Six Predictions for AI Coding in 2026
The 5th one will really make you think
It’s that time of the year, the time for frivolous listicles. Who has the leisure to write up anything substantive right now.
The current leading coding models (Anthropic’s Claude Code, OpenAI’s Codex, Google’s Gemini) will continue to improve modestly at regular intervals, more or less in lockstep. Each new model release will come with claims that some new frontier has been breached and a benchmark bested, but it will continue to be hard to contextualise these claims since the benchmarks will continue to be a poor reflection of the daily hands-on work of a software engineer.
A new frontier model, maybe a Chinese one, will emerge and will top most coding benchmarks, seemingly out of nowhere. This will not be due to ever more scaling but due to some conceptual breakthrough. In the words of Ilya Sutskever: “Now the scale is so big. Is the belief really, ‘Oh, it’s so big, but if you had 100x more, everything would be so different?’ It would be different, for sure. But is the belief that if you just 100x the scale, everything would be transformed? I don’t think that’s true. So it’s back to the age of research again, just with big computers.” The immense resources available to Anthropic, OpenAI, Google et al mean that they can immediately exploit the same breakthrough and that they will close the upstart’s lead within months; models will not (yet) develop real moats this year.
Adoption of subscription-based dedicated AI editors like Cursor will stall or even decline because people will increasingly pay for the use of their favorite coding models directly from their existing IDE. (Read my post with a longer version of this argument.)

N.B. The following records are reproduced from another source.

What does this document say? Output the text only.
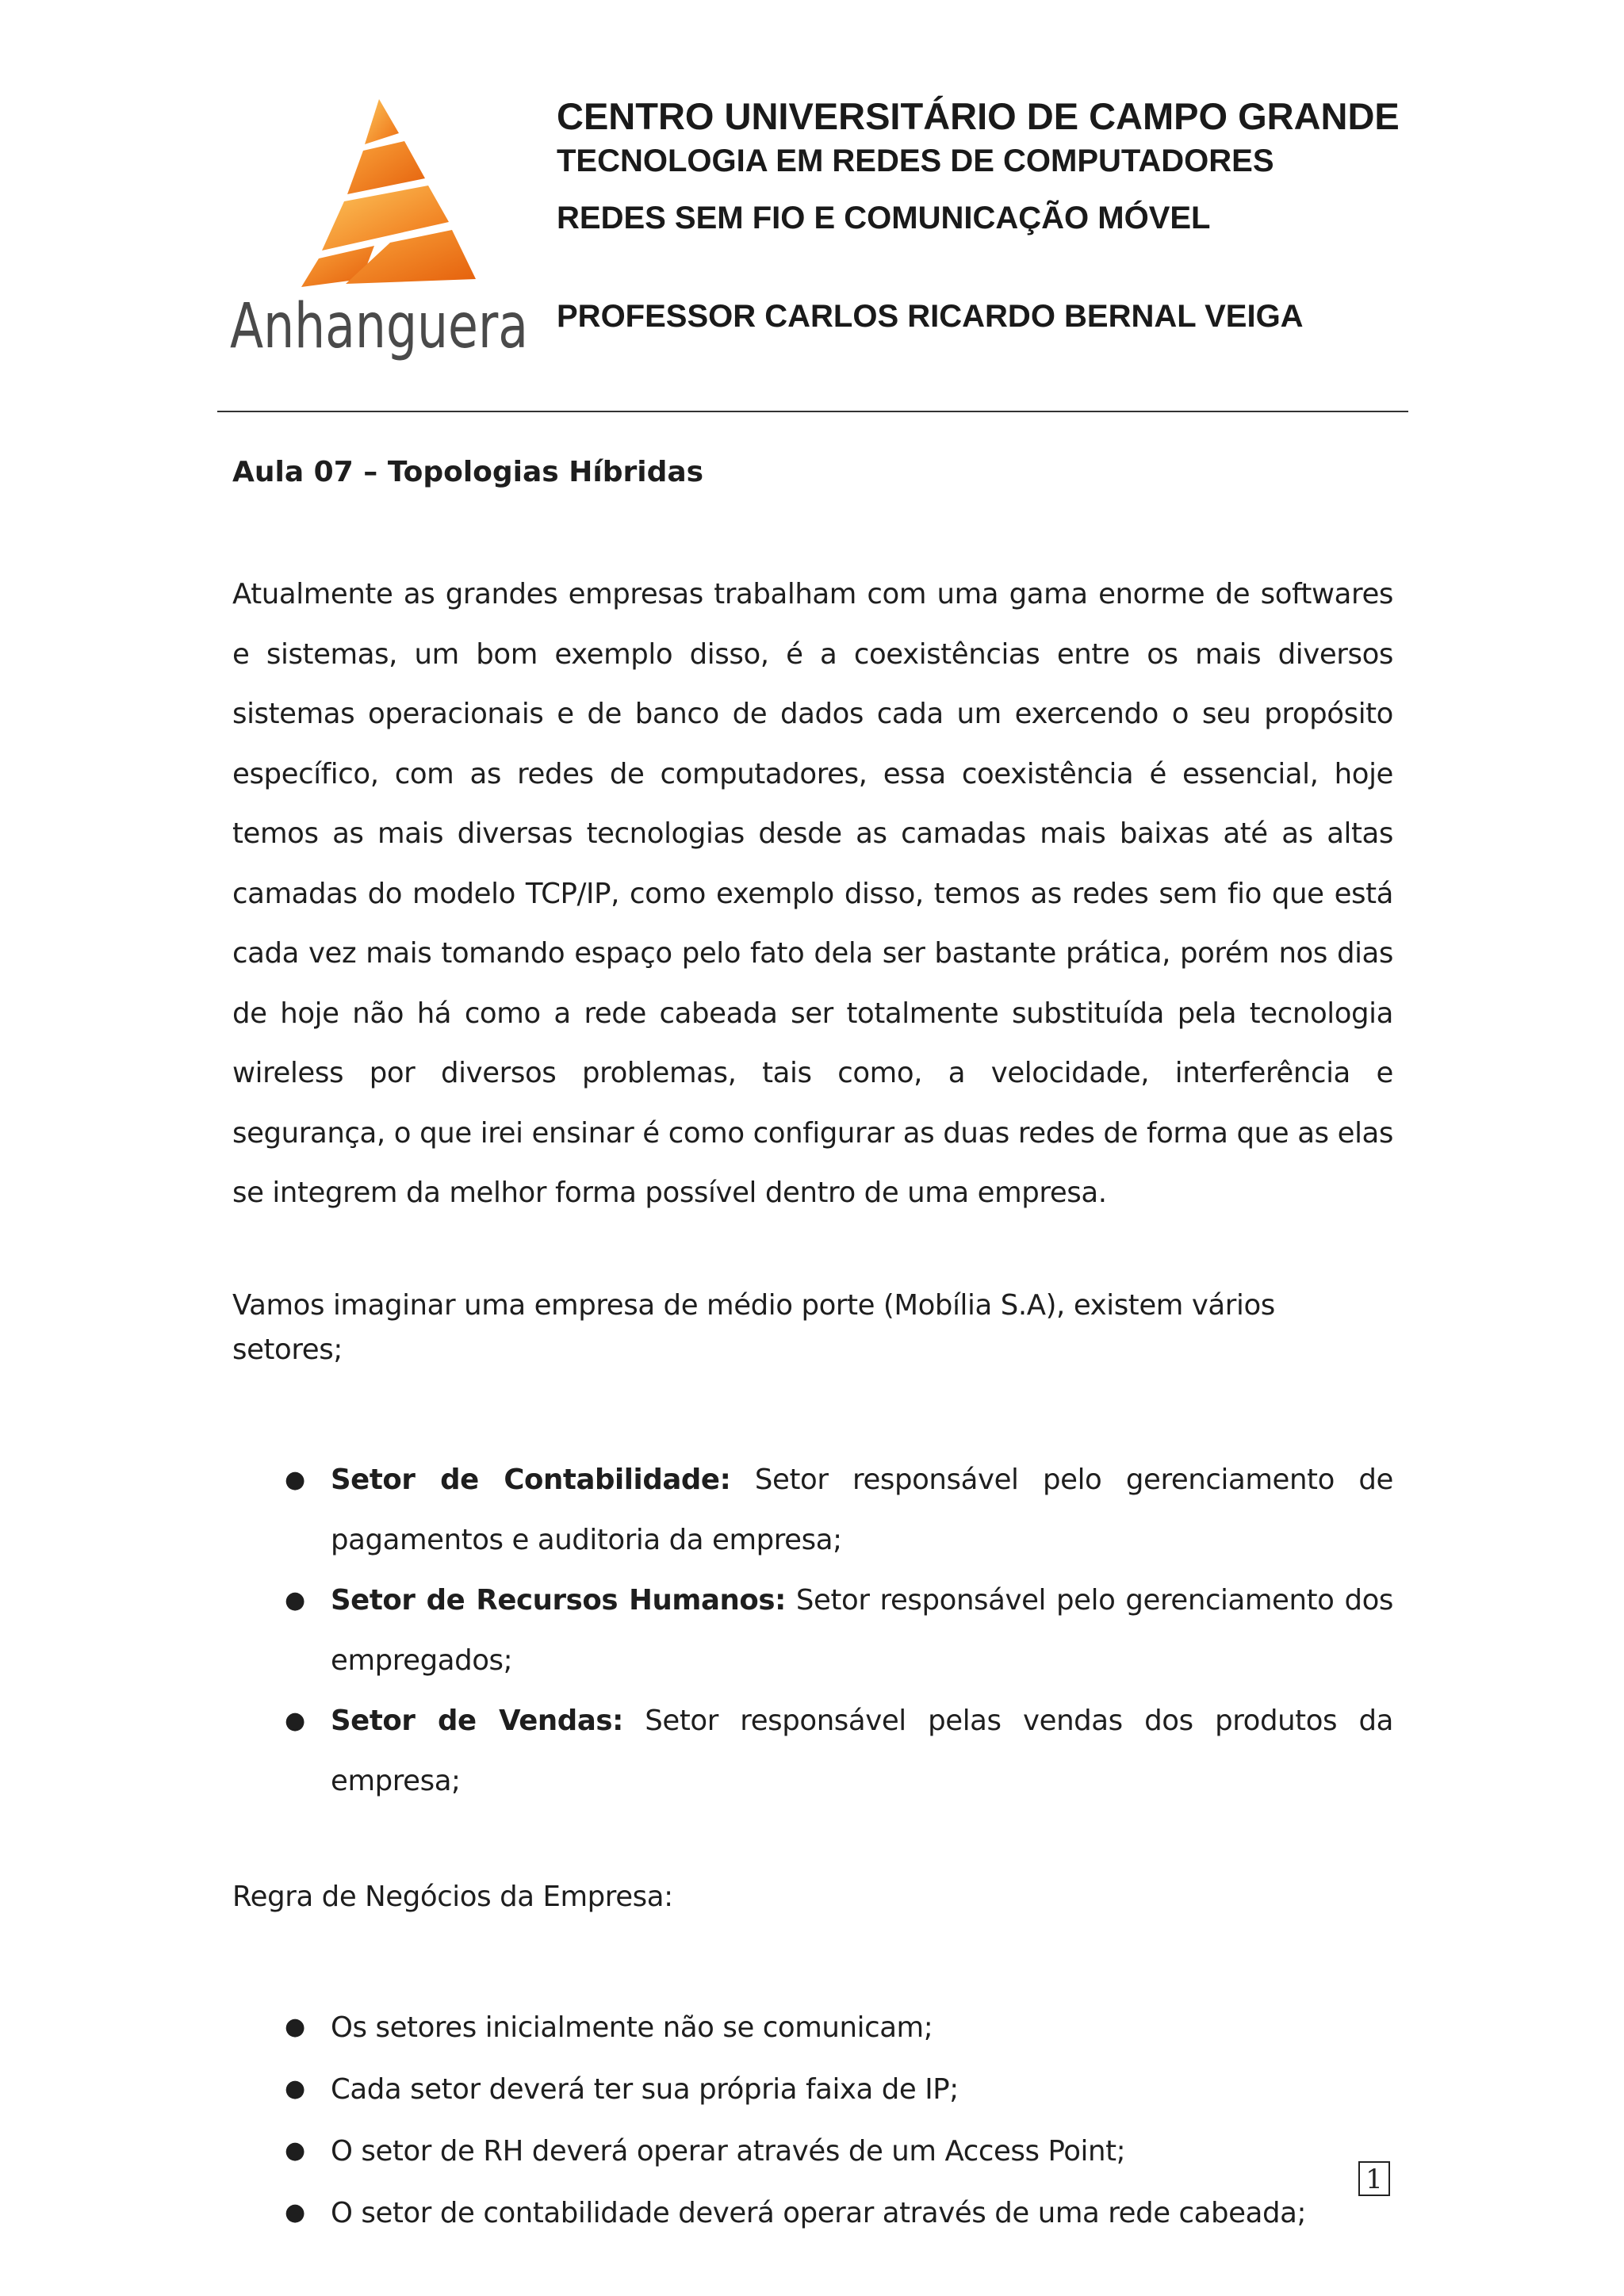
Anhanguera

CENTRO UNIVERSITÁRIO DE CAMPO GRANDE

TECNOLOGIA EM REDES DE COMPUTADORES

REDES SEM FIO E COMUNICAÇÃO MÓVEL

PROFESSOR CARLOS RICARDO BERNAL VEIGA

Aula 07 – Topologias Híbridas

Atualmente as grandes empresas trabalham com uma gama enorme de softwares e sistemas, um bom exemplo disso, é a coexistências entre os mais diversos sistemas operacionais e de banco de dados cada um exercendo o seu propósito específico, com as redes de computadores, essa coexistência é essencial, hoje temos as mais diversas tecnologias desde as camadas mais baixas até as altas camadas do modelo TCP/IP, como exemplo disso, temos as redes sem fio que está cada vez mais tomando espaço pelo fato dela ser bastante prática, porém nos dias de hoje não há como a rede cabeada ser totalmente substituída pela tecnologia wireless por diversos problemas, tais como, a velocidade, interferência e segurança, o que irei ensinar é como configurar as duas redes de forma que as elas se integrem da melhor forma possível dentro de uma empresa.

Vamos imaginar uma empresa de médio porte (Mobília S.A), existem vários setores;

● Setor de Contabilidade: Setor responsável pelo gerenciamento de pagamentos e auditoria da empresa;
● Setor de Recursos Humanos: Setor responsável pelo gerenciamento dos empregados;
● Setor de Vendas: Setor responsável pelas vendas dos produtos da empresa;

Regra de Negócios da Empresa:

● Os setores inicialmente não se comunicam;
● Cada setor deverá ter sua própria faixa de IP;
● O setor de RH deverá operar através de um Access Point;
● O setor de contabilidade deverá operar através de uma rede cabeada;
1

Leading AI skeptic Gary Marcus will post a recap of 2 tweets and 3 separate conversations with patrons of his local coffee shop, all of whom agreed with him that the coffee order he had generated with ChatGPT and read out to the barista from his phone (“a flat brown, meaning a flat white strained through cinnamon and dusted with Dubai chocolate“) looks unpalatable, which definitively proves that LLMs are a dead end, something he had of course been predicting since the day ChatGPT ruined his lunch with Yann LeCun who rather icily received its critique of the HTML on his personal website, read out aloud by Marcus over a dessert of lemon-glazed madeleines.

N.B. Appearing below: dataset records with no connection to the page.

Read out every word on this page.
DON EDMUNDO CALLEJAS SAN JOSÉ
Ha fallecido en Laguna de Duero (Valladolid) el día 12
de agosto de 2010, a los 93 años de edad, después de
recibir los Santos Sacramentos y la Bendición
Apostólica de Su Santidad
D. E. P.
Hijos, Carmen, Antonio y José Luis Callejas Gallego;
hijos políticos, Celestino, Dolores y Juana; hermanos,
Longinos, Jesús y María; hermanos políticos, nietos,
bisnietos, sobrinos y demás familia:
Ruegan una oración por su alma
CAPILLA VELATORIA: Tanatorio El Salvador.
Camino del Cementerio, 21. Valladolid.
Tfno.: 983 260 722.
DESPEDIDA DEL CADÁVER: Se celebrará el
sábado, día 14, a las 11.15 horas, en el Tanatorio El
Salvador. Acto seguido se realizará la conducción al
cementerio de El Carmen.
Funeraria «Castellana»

AI-enabled standing desks. I will not elaborate further.
Artificial General Intelligence (AGI)—whatever the hell that is—will not be achieved within the year. Ilya again: “The thing which I think is the most fundamental is that these models somehow just generalize dramatically worse than people. It’s super obvious.”
You wouldn’t know it from this post but the point of this newsletter is rather the opposite of idle speculation. It’s to show my work, to build real apps or prototypes with bleeding-edge AI tools and to reflect on the process. I’ll return to a fortnightly schedule of more serious issues in mid-January. Subscribe above to get the next one in your inbox.
Meanwhile, I’m wishing you as the Swiss wish each other this time of the year: en guete Rutsch! Literally “have a great slide”, which implies that this obstacle course of 2025 ends in a fun-colored playground slide that effortlessly transports us into the new year if we just put on our most frictionless pants, take a seat and let go.